Я вскочил, словно ошпаренный.
Машинально сунул кассету с Годзиллой в видеомагнитофон и увидел себя. Себя и людей. Они атаковали меня со всех сторон. Наседали, как муравьи. Они сами вывели меня из временного замешательства и теперь намеревались прикончить.
Я набрал номер своего лечащего врача, японца в возрасте со взглядом старого пройдохи. Я наблюдался у него уже несколько лет. Все эти годы он пытался вытащить меня, но, как говорится, без особого успеха. Все его усилия оказались напрасны.
Пока я договаривался с секретаршей о времени консультации, Годзиллу атаковали военные истребители, они пытались сбить его с ног, опрокинуть навзничь. След от их реактивных двигателей отчетливо выписывал на безоблачном небе зловещее послание: «Сдохни! Сдохни!»
«Да, я слушаю», — неожиданно доктор сам подошел к телефону.
Я объяснил ему вкратце, в чем проблема.
Он выслушал меня не столько заинтересованно, сколько терпеливо. Когда я закончил говорить, он велел мне прийти к нему, как только я смогу, без предварительной записи. Я оделся по возможности приличнее и вышел из дому, как обычно, забыв выключить телевизор. На экране Годзилла рухнул, будто Гулливер под напором озверевших лилипутов. Монстр умирал.
Пока ехал в такси, я все время думал о маме.
И пока ждал в больничных коридорах, и когда сел на кушетку, обтянутую черной кожей, чтобы у меня взяли анализ крови, — я все время думал о ней.
«Доктор, это то, что я думаю, это оно?» — спросил я у врача.
«Поговорим, когда придут результаты анализов».
В тот же вечер анализы были готовы.
Врач пригласил меня в свой кабинет, закрыл за собой дверь и заботливо запер ее на ключ. Он не хотел, чтобы кто-нибудь нам помешал. Пока он усаживался и приводил в порядок бумаги на столе, мне показалось, что прошла целая вечность. Наконец, он открыл карту моих анализов, сложил руки под подбородком и посмотрел мне прямо в глаза.
«Ваша реакция положительная. Вы вируспозитивны», — сообщил он.
Я онемел.
«Ты понимаешь, что я сказал?»
«Что я скоро умру».
Хитрый японец улыбнулся. «Нет, не в этом дело. Мы все умрем. Рано или поздно. Вопрос только в том, как и при каких обстоятельствах. В твоем случае прогнозы, конечно, не блещут оптимизмом, но на сегодняшний день существует много достаточно эффективных методик.
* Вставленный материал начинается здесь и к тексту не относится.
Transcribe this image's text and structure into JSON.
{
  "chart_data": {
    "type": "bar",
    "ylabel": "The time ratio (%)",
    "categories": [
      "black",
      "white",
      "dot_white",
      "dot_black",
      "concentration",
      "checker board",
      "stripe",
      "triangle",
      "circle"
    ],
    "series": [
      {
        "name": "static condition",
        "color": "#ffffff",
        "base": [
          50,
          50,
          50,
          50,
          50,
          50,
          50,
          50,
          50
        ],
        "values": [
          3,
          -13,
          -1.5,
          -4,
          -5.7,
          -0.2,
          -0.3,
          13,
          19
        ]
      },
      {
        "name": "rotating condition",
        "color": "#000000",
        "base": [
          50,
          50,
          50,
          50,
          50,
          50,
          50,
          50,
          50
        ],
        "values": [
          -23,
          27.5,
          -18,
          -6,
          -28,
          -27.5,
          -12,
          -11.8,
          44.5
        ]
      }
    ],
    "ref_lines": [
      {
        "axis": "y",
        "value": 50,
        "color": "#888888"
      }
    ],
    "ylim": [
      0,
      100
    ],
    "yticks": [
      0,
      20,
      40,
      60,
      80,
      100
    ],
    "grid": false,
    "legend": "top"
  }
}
Есть препараты, которые могут значительно замедлить распространение вируса в организме или даже приостановить этот процесс на некоторое время. Ты лучше скажи, какие у тебя есть соображения по поводу того, как ты мог заразиться?»
Я вяло пожал плечами.
«Ты пользовался чужими шприцами?»
«Нет».
«Презервативами?»
«А зачем?!»
Врач встал, подошел к окну и открыл его.
«Они прикончили меня», — выдохнул я наконец.
«Не думаю, что здесь причастен кто-то другой. Ты уже достаточно большой мальчик, чтобы никто не мог тебя прикончить, кроме тебя самого», — сказал врач, обернувшись, и сел на свое место».